Center for Copyright Information
- Abbreviation: CCI
- Members: Motion Picture Association of America (MPAA) Recording Industry Association of America (RIAA) Independent Film & Television Alliance (IFTA) American Association of Independent Music (A2IM) AT&T Cablevision Comcast Time Warner Cable Verizon
- Executive Director: Jill Lesser
- Executive Board: Thomas Dailey (Chairman) Steven Marks (Executive Vice President) Marianne Grant Alan Lewine Daniel M. Mandil Brent Olson
- Advisory Board: Jerry Berman Jules Polonetsky Leslie Harris

= Center for Copyright Information =

The Center for Copyright Information (CCI) is an American organization focused on advocacy and initiatives in support of copyright law. The CCI aims to educate the public about copyright law; coordinates with copyright owners and Internet service providers (ISPs) about issues related to online copyright infringement; assists with the design, implementation, review, and promotion of an online infringement notification and mitigation system (the Copyright Alert System); collects and disseminates online infringement data; and promotes lawful means of obtaining copyrighted works. The organization was created as a partnership between industry associations, including the Motion Picture Association of America, the Recording Industry Association of America, and five major American Internet service providers.

==Background==
The Center for Copyright Information was formed in September 2011 to coordinate efforts between the television, film and music industries and service providers to curb online copyright infringement and educate Internet subscribers about the issue. The RIAA began negotiations to create the Center for Copyright Information and its Copyright Alert System in December 2008, after it ceased a five-year litigation campaign against individual file sharers. Between 2003 and 2008, the RIAA adopted a practice of suing individual file sharers; previously it had focused on efforts to shut down peer-to-peer file sharing services.

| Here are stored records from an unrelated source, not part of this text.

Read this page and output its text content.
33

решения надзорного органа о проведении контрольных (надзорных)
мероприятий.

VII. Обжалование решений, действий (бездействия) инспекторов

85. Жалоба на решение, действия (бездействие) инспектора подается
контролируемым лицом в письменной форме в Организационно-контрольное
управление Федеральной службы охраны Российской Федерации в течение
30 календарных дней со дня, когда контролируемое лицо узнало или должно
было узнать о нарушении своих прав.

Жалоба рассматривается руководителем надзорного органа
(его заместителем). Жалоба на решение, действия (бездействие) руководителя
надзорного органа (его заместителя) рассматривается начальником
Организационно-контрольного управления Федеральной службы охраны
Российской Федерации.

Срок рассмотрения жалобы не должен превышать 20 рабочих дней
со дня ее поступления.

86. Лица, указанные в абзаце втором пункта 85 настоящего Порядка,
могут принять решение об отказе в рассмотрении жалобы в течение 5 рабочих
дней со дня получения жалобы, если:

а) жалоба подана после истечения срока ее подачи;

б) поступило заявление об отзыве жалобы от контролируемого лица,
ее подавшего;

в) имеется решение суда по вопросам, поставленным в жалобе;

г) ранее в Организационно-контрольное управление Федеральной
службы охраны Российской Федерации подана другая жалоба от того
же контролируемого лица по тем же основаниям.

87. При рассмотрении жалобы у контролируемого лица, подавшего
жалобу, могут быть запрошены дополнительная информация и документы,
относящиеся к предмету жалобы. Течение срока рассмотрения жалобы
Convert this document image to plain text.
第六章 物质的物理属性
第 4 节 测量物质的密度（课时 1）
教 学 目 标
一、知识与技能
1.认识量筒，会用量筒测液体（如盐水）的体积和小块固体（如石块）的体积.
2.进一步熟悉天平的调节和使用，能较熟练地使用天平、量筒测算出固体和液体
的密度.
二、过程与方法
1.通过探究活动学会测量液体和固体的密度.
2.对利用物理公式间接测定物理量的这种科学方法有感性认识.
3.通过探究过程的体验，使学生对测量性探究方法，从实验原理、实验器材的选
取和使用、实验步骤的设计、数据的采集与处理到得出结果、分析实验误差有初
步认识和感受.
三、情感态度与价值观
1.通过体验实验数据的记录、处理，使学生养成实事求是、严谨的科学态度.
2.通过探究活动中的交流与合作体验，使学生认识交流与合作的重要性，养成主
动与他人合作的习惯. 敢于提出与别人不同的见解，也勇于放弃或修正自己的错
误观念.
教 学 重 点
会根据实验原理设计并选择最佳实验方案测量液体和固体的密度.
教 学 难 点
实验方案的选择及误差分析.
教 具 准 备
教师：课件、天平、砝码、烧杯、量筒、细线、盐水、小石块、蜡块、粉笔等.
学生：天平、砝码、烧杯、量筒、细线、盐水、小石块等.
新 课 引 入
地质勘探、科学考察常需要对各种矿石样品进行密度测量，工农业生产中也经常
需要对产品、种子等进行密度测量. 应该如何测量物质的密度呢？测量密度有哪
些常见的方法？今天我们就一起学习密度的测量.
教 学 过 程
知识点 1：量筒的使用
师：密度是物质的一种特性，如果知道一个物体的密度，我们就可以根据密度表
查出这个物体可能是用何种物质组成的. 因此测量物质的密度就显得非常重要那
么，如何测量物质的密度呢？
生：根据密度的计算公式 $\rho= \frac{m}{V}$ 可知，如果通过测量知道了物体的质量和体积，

The MPAA and RIAA, along with the Independent Film & Television Alliance and American Association of Independent Music, as associations representing independent producers in their fields, reached an agreement in July 2011 with five large ISPs to create the Copyright Alerts System. The trade groups argued copyright infringement was costing the U.S. economy hundreds of thousands of jobs and billions of dollars in lost earnings and tax revenue annually. New York Governor Andrew Cuomo helped bring parties to the table as part of his 2008 work with Internet service providers to block access to online child pornography. Under the July 2011 agreement, several U.S. Internet service providers, including Verizon Communications, Comcast, Time Warner Cable, Cablevision Systems and AT&T agreed to send alerts to customers who appeared to be using their accounts for illegal downloading. At the time of the agreement 75% of all broadband internet usage was provided by one of these five companies. The Memorandum of Understanding established that copyright holders and ISP's would split the costs of the system 50/50. According to the CCI's first tax filing, chronicling the first 8 months of the companies operations, CSA operation costs were $1,377,633.00. In July 2011, the Obama administration praised the formation of the CCI on the official White House Blog as "a positive step” and consistent with the executive branch's strategy of encouraging voluntary intellectual property enforcement. In 2011, the CCI had its corporate status revoked according to the Columbia Department of Consumer and Regulatory Affairs for failing to file the proper paperwork, which they quickly resolved. In 2013, the CCI announced it would be supporting iKeepSafe's pilot program. iKeepSafe, is an independently created curriculum designed to educate children about copyright law and fair use in the digital age.

===Leadership and advisors===
CCI is led by an executive committee, with Executive Director Jill Lesser as its head. Lesser was previously the senior vice president of domestic public policy for AOL, as well as the deputy director of public policy at People for the American Way.

In addition, the CCI has an advisory board which "consults actively on issues the Executive Committee is considering." The CCI's original advisory board includes consumer advocates Jerry Berman, founder of the Center for Democracy and Technology; Gigi Sohn, president and CEO of Public Knowledge; and Jules Polonetsky, director and co-chair of the Future of Privacy Forum. Leslie Harris, former president of the Center of Democracy and Technology replaced Gigi Sohn when she was asked by the chairman of Federal Communication's Commission, Tom Wheeler, to run the FCC's External Affairs branch.

==Copyright Alert System==

The Copyright Alert System uses third parties to identify when copyrighted information is shared via peer-to-peer services. These third parties inform Internet service providers, which then send an alert to the relevant customer. The Copyright Alert System was launched in February 2013 by the Center for Copyright Information. The CCI has stated that the primary goal of the system is "to make consumers aware of activity that has occurred using their Internet accounts, educate them on how they can prevent such activity from happening again, and provide information about the growing number of ways to access digital content legally."